Din görevlileri haftasını yaşıyoruz. Sayıları, 140 bin kişiye ulaşan din görevlileri devletten maaş alıyor. Bu fakir millet, üretime katkısı olmayan imamlara, öğretmenden daha çok maaş ödüyor.
O kadar çok din görevlisi tayin edilmiş ki, tam anlamıyla kötüye kullanma başlamış. Din görevi yapanlar halka yabancılaşmış. Görevlerini "maaş almak amacıyla" yapıyor. Bu durum halkın gözünden kaçmıyor.
Nitekim, Sn Cumhurbaşkanı din adamları haftası nedeniyle yaptığı konuşmasında "Halkın en çok sevdiği kişiler imam ve muhtarlar idi. Bağlar neden koptu" diye sorunu gündeme taşıyor.
Sn.
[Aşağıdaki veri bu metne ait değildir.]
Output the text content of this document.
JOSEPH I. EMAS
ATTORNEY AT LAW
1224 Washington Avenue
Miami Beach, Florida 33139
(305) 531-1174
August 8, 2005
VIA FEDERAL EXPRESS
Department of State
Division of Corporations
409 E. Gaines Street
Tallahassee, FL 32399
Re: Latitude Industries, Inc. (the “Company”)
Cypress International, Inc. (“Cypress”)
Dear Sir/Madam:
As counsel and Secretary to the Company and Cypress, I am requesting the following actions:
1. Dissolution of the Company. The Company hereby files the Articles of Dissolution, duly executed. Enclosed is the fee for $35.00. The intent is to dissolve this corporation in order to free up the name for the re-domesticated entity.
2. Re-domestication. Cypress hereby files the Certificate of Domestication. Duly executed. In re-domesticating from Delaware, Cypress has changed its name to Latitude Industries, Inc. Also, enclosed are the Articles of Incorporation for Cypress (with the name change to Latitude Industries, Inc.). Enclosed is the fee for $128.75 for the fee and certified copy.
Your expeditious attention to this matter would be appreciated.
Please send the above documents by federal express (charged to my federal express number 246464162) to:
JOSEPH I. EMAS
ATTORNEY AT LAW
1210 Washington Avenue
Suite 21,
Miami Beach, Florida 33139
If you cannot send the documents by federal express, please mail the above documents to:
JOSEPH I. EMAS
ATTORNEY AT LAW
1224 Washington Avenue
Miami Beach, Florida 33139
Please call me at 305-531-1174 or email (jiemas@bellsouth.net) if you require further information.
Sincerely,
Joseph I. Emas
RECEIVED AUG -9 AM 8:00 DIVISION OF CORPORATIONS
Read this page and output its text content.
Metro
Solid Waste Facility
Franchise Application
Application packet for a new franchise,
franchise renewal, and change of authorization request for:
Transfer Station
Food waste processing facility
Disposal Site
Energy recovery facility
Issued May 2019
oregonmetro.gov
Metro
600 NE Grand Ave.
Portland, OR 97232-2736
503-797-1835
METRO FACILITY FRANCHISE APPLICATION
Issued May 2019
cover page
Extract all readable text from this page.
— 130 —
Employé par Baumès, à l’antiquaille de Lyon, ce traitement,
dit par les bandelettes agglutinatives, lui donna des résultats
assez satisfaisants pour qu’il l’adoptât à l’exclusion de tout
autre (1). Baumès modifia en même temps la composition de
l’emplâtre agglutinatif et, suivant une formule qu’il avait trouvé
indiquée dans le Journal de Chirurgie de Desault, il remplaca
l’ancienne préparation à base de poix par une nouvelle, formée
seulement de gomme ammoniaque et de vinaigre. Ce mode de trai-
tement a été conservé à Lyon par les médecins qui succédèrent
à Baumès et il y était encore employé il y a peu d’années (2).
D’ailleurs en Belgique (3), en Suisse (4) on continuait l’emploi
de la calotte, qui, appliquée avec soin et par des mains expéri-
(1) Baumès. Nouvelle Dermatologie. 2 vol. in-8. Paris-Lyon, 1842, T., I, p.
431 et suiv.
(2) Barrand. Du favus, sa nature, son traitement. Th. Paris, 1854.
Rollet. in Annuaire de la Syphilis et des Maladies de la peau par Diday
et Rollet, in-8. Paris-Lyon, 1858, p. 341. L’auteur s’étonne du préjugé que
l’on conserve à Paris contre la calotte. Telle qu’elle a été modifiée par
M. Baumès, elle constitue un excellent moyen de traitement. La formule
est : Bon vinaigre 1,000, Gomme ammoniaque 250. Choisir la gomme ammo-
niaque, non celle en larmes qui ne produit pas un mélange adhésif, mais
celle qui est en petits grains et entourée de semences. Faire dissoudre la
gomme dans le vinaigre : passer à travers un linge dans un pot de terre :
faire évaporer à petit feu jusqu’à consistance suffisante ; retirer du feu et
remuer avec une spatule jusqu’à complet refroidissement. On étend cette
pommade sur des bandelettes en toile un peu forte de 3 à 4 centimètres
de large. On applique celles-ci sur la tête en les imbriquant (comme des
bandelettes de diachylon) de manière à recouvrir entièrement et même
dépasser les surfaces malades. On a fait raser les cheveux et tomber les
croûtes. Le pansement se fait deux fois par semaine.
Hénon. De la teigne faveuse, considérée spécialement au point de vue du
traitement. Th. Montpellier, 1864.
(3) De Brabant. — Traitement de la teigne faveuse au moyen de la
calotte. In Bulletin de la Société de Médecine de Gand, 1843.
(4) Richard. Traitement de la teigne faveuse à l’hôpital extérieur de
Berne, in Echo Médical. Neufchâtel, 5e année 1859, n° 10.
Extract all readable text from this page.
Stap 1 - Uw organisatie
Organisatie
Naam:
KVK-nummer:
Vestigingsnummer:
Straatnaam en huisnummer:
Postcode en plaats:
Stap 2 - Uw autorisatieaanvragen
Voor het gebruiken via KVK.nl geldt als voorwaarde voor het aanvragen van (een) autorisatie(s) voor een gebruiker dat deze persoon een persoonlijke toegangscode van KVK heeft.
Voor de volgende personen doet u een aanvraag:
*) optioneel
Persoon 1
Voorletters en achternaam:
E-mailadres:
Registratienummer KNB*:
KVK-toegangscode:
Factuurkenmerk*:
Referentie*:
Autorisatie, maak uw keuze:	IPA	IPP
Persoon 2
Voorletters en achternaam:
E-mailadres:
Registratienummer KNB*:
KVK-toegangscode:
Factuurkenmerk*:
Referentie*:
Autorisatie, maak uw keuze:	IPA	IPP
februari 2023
Cumhurbaşkanı "Gençlerimizin ayakları gün geçtikçe camilerden çekiliyor...Ortada yanlış giden bir şeyler var" diyerek din adamlarıni uyarıyor.
Gençler neden imamlara saygı duymuyor?
Nedeni bilgidir. Bilgiye ulaşmak her zamankinden daha kolay. Günümüz gençliği "her şeyi" sorguluyor. Akıl ve mantık ile bağdaşmayan konuları kabul etmiyor. Sorgulamanın başında "din adamlar ne üretiyor" sorusu geliyor.
Gençler arasında "üretime katkı yapmayanların, üretimden pay alaması" kabul görmüyor. İmamların akıl ve mantık dışı konuşmaları gençleri dinden dahi soğutuyor. Gençler "yanmaz kefen satan din adamına" inanmıyor. "Elimi öpen cennete gider" diyen din adamına gülüyor.
Kuran bu durumu 1400 yıl önce görmüş ve kurala bağlamış. Kuranın pek çok ayetinde "dini görevin" menfaat karşılığı yapılması yasaklanmıştır.
-Bakara Suresi 41. Ayette "Ayetlerimi, az bir karşılık ile satmayın" deniliyor.
-Yasin Süresi 21. Ayette "Sizden hiç bir ücret almayanlara uyun" deniliyor.
-Hud Süresi 29. Ayette "Ey kavmim, bunun için sizden bir karşılık beklemiyorum" diye Hz. Muhammet sesleniyor.
- Şuara Suresinde, geçmiş peygamberlerin "yaptıkları din gorevi için ücret beklemedikleri" ifade ediliyor.
İslamiyette "din görevi karşılığında" menfaat alınamaz. Alınır ise, günah işlenir. Din görevi yapanın mükafatı Allahtan beklenir.
Nitekim, asrı saadet döneminde "imamlık gönüllülük esasına" göre yapılıyordu. Bu gelenek Emeviler zamanında bozuldu. Bozulmanın nedeni siyasetten kaynaklandı.
Cuma günleri, Müslümanlar bir araya geliyor ve bir araya gelmişken iki rekat namaz kılınıyordu. Namazdan sonra, sorunlar tartışılıyor. Kime nasıl yardım yapılacak karar veriliyordu.
Emevi döneminde "sorun gelip siyasete" dayanıyordu. Emevi devletinin yaptığı yanlışlıklar dile getiriliyor ve isyanlar Cuma günü başlıyordu. Emeviler bu sorunu çözmek için, kadrolu imam uygulamasını başlattılar. Cuma günü namaza gelenler, imam nezdinde namaz kılacak. İmam "devleti övecek" ve devlet görevlileri hakkında soru sorulmasına izin vermeyecek. Namaz kılındıktan sonra tartışma yok. Herkes işine geri dönecek. Bu uygulama, İslamiyetin "yardımlaşma" anlayışına da son vermiştir.
Daha sonra gelen Abbasiler, Selçuklular ve Osmanlılar geleneği bozmadı. İşlerine geliyordu. Maaşlı imam düzeni devam etti. Ancak, Kuran geniş halk kitleleri tarafından öğrenildi ve "yanlışlık" ortaya çıktı.
Din alimleri yanlışlığı açıklıyor.
Rahmetli Yaşar Nuri Öztürk Hoca "Ücretli imam arkasında kılınan namaz geçerli değildir" diye yazıyor. İslam dinini az bir para karşılığında dahi olsa, icra edenler günah işliyor. Bunların başında "devletten maaş alan imamlar" geliyor.